Plutôt que de lire les XX pages de ce Plan, empruntez l’avenue Jean Jaurès, les rives de l’Ouche et du canal, l’avenue du Drapeau, le boulevard Voltaire, visitez les sites ex-Engrenage, Écocité des Maraîchers, place centrale-Quétigny, CIGV ... et vous constaterez la réalité qu’implique ce règlement d’urbanisme.

Notre collectif publie ici un texte qui présente nos réflexions et propositions pour l’avenir, dans un contexte de crise climatique, sanitaire, économique et sociale.


Les effets du changement climatique altèrent profondément l’équilibre de vie dans les grandes villes, et notamment pour les personnes les plus fragiles. Dans ce contexte, nous appelons les élus de Dijon Métropole à se saisir de l’opportunité de cette modification du PLUi-HD pour demander sa révision afin d’apporter de véritables changements dans le développement urbain et la fabrication de la ville et nous incitons les habitants à profiter de cette occasion pour exprimer leurs inquiétudes sur la sur-densification de l’agglomération.
Les enjeux sont de garantir aux habitants actuels et futurs une vie supportable dans les années à venir, en dépit d’épisodes climatiques extrêmes récurrents, notamment les canicules et les inondations.
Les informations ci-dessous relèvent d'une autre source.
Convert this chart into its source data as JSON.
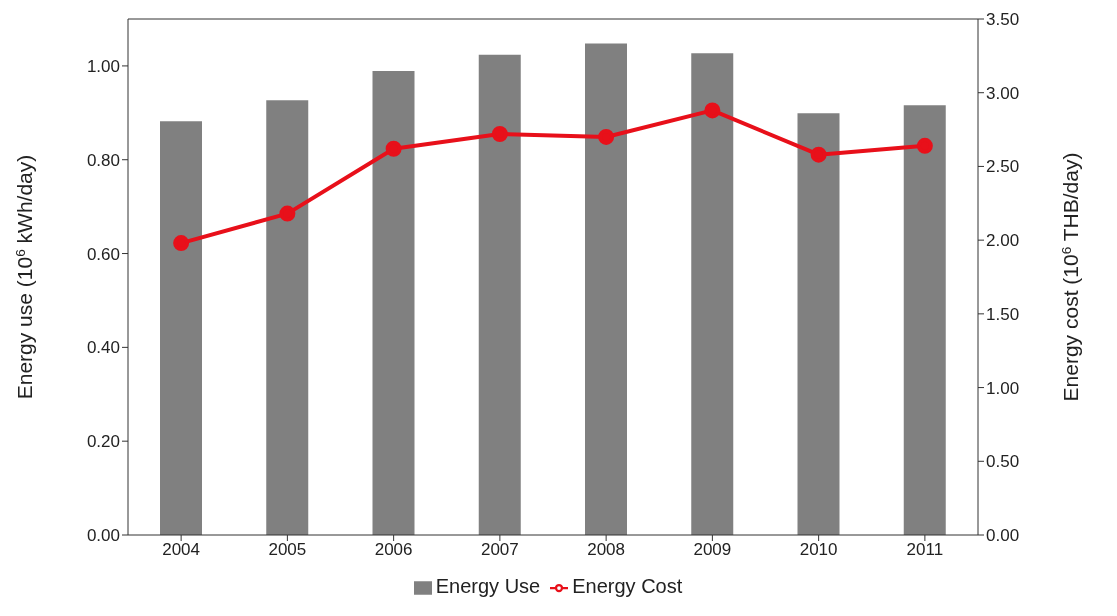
{
  "chart_data": {
    "type": "bar",
    "categories": [
      "2004",
      "2005",
      "2006",
      "2007",
      "2008",
      "2009",
      "2010",
      "2011"
    ],
    "series": [
      {
        "name": "Energy Use",
        "color": "#808080",
        "values": [
          0.882,
          0.927,
          0.989,
          1.024,
          1.048,
          1.027,
          0.899,
          0.916
        ]
      },
      {
        "name": "Energy Cost",
        "type": "line",
        "axis": "y2",
        "color": "#e8101a",
        "marker": "circle",
        "values": [
          1.98,
          2.18,
          2.62,
          2.72,
          2.7,
          2.88,
          2.58,
          2.64
        ]
      }
    ],
    "ylabel": "Energy use  (10$^{6}$ kWh/day)",
    "y2label": "Energy cost  (10$^{6}$ THB/day)",
    "ylim": [
      0,
      1.1
    ],
    "yticks": [
      {
        "value": 0,
        "label": "0.00"
      },
      {
        "value": 0.2,
        "label": "0.20"
      },
      {
        "value": 0.4,
        "label": "0.40"
      },
      {
        "value": 0.6,
        "label": "0.60"
      },
      {
        "value": 0.8,
        "label": "0.80"
      },
      {
        "value": 1,
        "label": "1.00"
      }
    ],
    "y2lim": [
      0,
      3.5
    ],
    "y2ticks": [
      {
        "value": 0,
        "label": "0.00"
      },
      {
        "value": 0.5,
        "label": "0.50"
      },
      {
        "value": 1,
        "label": "1.00"
      },
      {
        "value": 1.5,
        "label": "1.50"
      },
      {
        "value": 2,
        "label": "2.00"
      },
      {
        "value": 2.5,
        "label": "2.50"
      },
      {
        "value": 3,
        "label": "3.00"
      },
      {
        "value": 3.5,
        "label": "3.50"
      }
    ],
    "grid": false,
    "legend": "bottom"
  }
}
Cela passe par une révision des ambitions de croissance de l’agglomération, un discernement dans l’usage des terrains selon leurs natures, un changement profond des modes de construction et un réinvestissement des locaux vacants, le tout en large co-construction avec les habitants, les usagers et les aménageurs des communes.

Vouloir grossir à tout prix : le premier écueil

Le PLUi-HD actuel repose sur des prévisions de développement constant et croissant de la population et des activités “économiques” gourmandes en infrastructures et bâtiments. Dans le contexte de crise économique, écologique et sociale que nous vivons ces prévisions ne paraissent pas justifiées pour l’agglomération dijonnaise. La densification proposée implique une captation métropolitaine des services, des transports publics, des zones d’emploi et d’habitat, de la ressource en eau qui, en contribuant à la désertification des territoires proches, amplifie le clivage entre les zones urbaines et les zones rurales. A la place, un développement équilibré du territoire impose une autre répartition des activités et de l’habitat avec, notamment, un réseau de transports publics structurant.

En prévoyant l’urbanisation de 480 hectares d’espaces naturels et de terres cultivables entre 2020 et 2030, le PLUi-HD hypothèque gravement une part importante d’autonomie alimentaire du territoire et la réserve d’espaces de respiration au risque d’une vulnérabilité alimentaire, climatique, sanitaire et sociale dans les années à venir.

Alors que le PLUi-HD planifie les projets sur 10 ans, les constructions et infrastructures sont érigées pour des décennies : les choix d’aujourd’hui auront un impact pour les 80 à 100 ans à venir.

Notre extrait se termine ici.